The lack of trust that we find throughout our “civil”-ization has its source in the failure of men and women to be truthful with each other. If your desires are in conflict with what society allows, you either express your desires and get exiled from society, or you make the best bargain you possibly can to attain some modicum of happiness and comfort, with the permanent acceptance of an underlying current of anger, bitterness, and resentment. Once you have allowed yourself to deceive yourself and the person who is theoretically closest to you, then you have created the intrinsic pattern for a society based on lies and delusion… You can then listen to the half-truths of our politicians and pundits without throwing up, because you are living in the same state of compromise. From that initial error, we collectively fail to safeguard or care for the environment as a logical consequence. After all, why would we want to protect a world that has betrayed us at its core?

“The liberation of Eros cannot succeed until we have wiped out every trace of the old idea of fidelity, which is based on the principle of the exclusion of others,” Duhm writes. “Faithfulness has nothing to do with a ban, with a vow, or with a contract. It is a concrete love relationship between two human beings. I am faithful to him because I love him. My love cannot depend on the condition that he should not go to bed with anyone else. If my partner is an attractive human specimen, then it is normal that others should desire him and that he should desire others. Should we really be expected to show our loyalty and devotion by renouncing such pleasures for the sake of another? What sort of farcical, masochistic idea is that? Faithfulness is love, but love is not renunciation. If our devotion for one another falls apart as a result of other sexual contacts, then our love was built on sand.”

The realization that the intrinsic paradigm for a planetary shift of consciousness is nothing “out there” but the internalization of a new mode of love that is shared, that flows like a river, that knows no fear, that has no need to possess or control: I believe that this is the next phase of the transformation of consciousness that needs to take place. Subconsciously I always knew this to be the case — probably you did as well — but I am grateful to Duhm (who founded the community Tamera in Portugal, which I recently visited) for bringing it out into the light of day.

He notes, “Humans will continue to butcher their environment, to destroy their fellow creatures, and vent their hatred on nature, as long as they do not achieve inner peace. And they will not find inner peace as long as they continue to rape love. … This entire worldwide process of destruction and self-destruction contains one strange component, which I have never completely understood, but which I have encountered again and again: Individuals are not even interested in freeing themselves from the system that ravages them.” Because an incredible force of historical repression and violence was exerted in this area (by the church, the colonialists, etc), our ancestors acquiesced, for purposes of survival and self-perpetuation. We have continued in the inertia of that internalized repression, because we didn’t know better.
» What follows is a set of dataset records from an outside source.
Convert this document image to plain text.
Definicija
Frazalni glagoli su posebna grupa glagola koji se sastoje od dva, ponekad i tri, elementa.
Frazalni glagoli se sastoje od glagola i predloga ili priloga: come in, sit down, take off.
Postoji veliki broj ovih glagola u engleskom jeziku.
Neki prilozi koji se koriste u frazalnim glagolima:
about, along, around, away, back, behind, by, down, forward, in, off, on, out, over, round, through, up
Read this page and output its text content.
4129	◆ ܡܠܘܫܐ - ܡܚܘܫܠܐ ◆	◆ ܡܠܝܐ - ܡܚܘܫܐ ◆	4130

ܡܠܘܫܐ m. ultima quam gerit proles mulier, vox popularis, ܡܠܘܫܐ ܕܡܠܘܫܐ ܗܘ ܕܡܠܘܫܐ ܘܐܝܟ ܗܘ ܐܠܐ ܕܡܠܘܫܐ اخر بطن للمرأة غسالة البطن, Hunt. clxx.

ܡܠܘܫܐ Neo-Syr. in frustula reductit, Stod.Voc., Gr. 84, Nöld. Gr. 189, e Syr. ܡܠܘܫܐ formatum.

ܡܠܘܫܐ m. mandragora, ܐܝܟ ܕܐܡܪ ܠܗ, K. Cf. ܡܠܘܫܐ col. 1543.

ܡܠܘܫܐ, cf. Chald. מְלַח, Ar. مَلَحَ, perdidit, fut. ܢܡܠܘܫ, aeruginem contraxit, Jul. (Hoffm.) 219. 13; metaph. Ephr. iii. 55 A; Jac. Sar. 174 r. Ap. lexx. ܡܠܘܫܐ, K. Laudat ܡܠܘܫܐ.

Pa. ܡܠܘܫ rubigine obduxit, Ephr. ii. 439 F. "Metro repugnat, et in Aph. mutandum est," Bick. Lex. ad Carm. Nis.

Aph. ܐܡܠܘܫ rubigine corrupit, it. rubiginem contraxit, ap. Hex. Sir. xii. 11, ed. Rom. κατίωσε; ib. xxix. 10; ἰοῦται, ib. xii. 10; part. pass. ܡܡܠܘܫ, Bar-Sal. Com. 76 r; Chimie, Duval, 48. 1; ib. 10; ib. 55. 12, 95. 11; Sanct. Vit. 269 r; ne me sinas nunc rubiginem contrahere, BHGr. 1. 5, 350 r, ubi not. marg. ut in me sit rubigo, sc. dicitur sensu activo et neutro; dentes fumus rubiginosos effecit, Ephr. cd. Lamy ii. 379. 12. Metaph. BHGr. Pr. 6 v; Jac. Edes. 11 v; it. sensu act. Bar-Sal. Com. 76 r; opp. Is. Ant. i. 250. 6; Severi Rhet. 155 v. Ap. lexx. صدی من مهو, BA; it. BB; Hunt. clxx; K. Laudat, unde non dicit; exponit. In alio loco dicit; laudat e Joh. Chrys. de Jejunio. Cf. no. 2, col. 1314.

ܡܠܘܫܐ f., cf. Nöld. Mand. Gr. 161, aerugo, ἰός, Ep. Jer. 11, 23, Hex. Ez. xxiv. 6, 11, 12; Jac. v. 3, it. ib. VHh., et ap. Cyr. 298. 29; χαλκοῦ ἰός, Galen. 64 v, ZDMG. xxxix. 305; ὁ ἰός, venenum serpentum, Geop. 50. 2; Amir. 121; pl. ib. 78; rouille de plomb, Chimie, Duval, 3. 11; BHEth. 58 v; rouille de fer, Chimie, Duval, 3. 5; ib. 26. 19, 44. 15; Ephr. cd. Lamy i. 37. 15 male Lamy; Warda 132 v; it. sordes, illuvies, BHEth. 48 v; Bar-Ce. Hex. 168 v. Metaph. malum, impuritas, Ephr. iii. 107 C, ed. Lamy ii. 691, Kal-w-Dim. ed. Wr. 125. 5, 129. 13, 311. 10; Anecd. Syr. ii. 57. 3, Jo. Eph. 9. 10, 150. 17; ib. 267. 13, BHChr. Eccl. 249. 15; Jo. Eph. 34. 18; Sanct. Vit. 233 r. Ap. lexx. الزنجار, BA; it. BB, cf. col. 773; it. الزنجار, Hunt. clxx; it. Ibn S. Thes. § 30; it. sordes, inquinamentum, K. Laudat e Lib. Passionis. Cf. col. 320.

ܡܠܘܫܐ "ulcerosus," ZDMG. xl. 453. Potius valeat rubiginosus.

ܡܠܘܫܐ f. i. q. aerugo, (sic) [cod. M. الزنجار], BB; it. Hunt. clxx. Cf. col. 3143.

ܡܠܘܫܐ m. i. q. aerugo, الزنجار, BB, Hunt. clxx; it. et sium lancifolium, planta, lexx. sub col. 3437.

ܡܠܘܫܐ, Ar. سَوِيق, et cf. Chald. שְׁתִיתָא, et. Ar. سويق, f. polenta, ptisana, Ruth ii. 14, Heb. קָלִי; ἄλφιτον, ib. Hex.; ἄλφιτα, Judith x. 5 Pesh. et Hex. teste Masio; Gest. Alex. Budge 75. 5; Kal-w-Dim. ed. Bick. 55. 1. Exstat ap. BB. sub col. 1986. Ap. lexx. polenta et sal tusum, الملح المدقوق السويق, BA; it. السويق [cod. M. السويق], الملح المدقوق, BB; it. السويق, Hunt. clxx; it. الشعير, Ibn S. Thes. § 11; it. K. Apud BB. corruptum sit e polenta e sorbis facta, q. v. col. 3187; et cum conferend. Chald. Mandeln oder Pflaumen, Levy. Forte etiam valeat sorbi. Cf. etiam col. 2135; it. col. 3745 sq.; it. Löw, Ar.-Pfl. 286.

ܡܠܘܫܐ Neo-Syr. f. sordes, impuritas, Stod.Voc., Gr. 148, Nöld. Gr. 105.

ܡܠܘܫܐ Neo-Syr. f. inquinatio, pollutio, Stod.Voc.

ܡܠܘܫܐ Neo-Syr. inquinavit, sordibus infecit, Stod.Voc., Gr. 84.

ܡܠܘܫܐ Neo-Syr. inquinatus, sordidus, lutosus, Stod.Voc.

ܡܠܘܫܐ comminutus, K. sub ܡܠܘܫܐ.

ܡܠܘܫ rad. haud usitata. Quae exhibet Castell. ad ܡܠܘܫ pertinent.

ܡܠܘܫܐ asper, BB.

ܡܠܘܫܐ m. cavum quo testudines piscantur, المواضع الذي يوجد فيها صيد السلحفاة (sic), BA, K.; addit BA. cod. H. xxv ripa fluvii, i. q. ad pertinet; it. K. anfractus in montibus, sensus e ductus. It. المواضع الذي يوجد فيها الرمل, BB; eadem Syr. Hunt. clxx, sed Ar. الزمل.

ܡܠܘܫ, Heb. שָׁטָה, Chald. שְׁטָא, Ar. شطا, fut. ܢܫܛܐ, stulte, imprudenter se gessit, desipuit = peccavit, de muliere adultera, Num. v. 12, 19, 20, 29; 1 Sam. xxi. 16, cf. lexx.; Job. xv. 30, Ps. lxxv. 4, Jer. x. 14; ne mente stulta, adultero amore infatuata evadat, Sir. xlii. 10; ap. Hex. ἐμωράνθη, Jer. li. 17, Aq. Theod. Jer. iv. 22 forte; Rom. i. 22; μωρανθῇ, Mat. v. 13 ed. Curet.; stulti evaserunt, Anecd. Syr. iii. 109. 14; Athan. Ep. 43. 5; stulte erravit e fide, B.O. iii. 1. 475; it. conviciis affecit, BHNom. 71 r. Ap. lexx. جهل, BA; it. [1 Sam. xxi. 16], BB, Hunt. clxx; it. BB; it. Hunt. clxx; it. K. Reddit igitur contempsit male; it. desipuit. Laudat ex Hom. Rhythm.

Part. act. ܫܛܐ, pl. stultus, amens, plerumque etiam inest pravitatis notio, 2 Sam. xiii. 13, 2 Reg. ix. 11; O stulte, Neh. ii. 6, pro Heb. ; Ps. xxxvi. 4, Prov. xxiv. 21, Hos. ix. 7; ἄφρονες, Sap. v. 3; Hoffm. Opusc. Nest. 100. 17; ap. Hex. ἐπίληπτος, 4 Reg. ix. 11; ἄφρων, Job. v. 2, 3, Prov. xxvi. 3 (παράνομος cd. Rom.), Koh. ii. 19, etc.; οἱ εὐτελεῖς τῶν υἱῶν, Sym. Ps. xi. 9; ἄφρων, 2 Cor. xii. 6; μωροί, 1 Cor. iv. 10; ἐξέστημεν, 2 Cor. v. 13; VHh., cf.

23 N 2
The mass media functions as an ideological battering ram, blasting us over and over again with idealized images and visions of the monogamous couple and the nuclear family: This unit still forms the basis of the capitalist system, as theorists from Friedrich Engels to Slavoj Zizek realized. The acceptance of intrinsic dissatisfaction is part of what the system perpetuates. As we learn to accept continual discomfort and dissatisfaction at the thwarting of our instinct for love and sex as somehow “normal,” we then perpetuate this misery by accepting a world that we know is far beneath our true potential.
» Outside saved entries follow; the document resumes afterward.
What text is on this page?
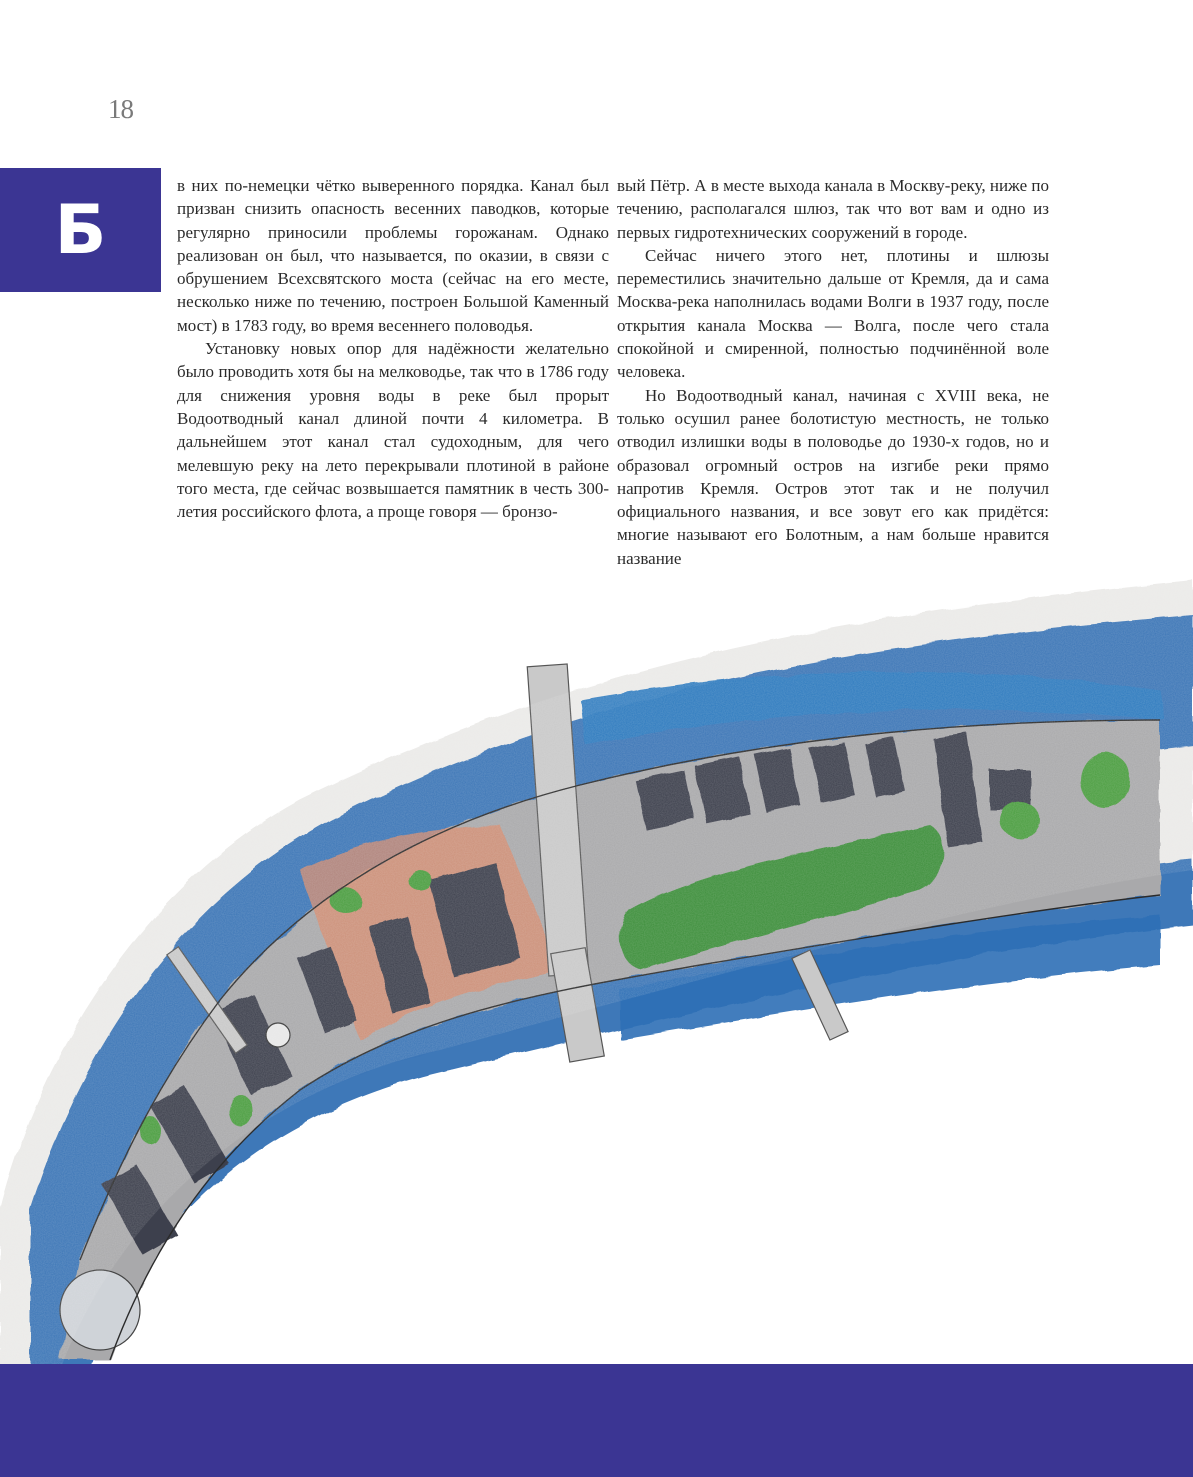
18
Б

в них по-немецки чётко выверенного порядка. Канал был призван снизить опасность весенних паводков, которые регулярно приносили проблемы горожанам. Однако реализован он был, что называется, по оказии, в связи с обрушением Всехсвятского моста (сейчас на его месте, несколько ниже по течению, построен Большой Каменный мост) в 1783 году, во время весеннего половодья.

Установку новых опор для надёжности желательно было проводить хотя бы на мелководье, так что в 1786 году для снижения уровня воды в реке был прорыт Водоотводный канал длиной почти 4 километра. В дальнейшем этот канал стал судоходным, для чего мелевшую реку на лето перекрывали плотиной в районе того места, где сейчас возвышается памятник в честь 300-летия российского флота, а проще говоря — бронзо-

вый Пётр. А в месте выхода канала в Москву-реку, ниже по течению, располагался шлюз, так что вот вам и одно из первых гидротехнических сооружений в городе.

Сейчас ничего этого нет, плотины и шлюзы переместились значительно дальше от Кремля, да и сама Москва-река наполнилась водами Волги в 1937 году, после открытия канала Москва — Волга, после чего стала спокойной и смиренной, полностью подчинённой воле человека.

Но Водоотводный канал, начиная с XVIII века, не только осушил ранее болотистую местность, не только отводил излишки воды в половодье до 1930-х годов, но и образовал огромный остров на изгибе реки прямо напротив Кремля. Остров этот так и не получил официального названия, и все зовут его как придётся: многие называют его Болотным, а нам больше нравится название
Nobody from outside of ourselves can integrate this realization and bring about this revolution of love, the liberation of Eros and redemption of instinct. Everything in our contemporary society continues to conspire against us: the complex of “Sex, Drugs, and Rock and Roll” is the mechanism used by the dominant system of patriarchal repression to distort our vitalizing impulses and channel them into areas that are easily commodified and controlled. The first step is to make what has been unmentionable and hidden into something we openly discuss and explore — then we can embody it.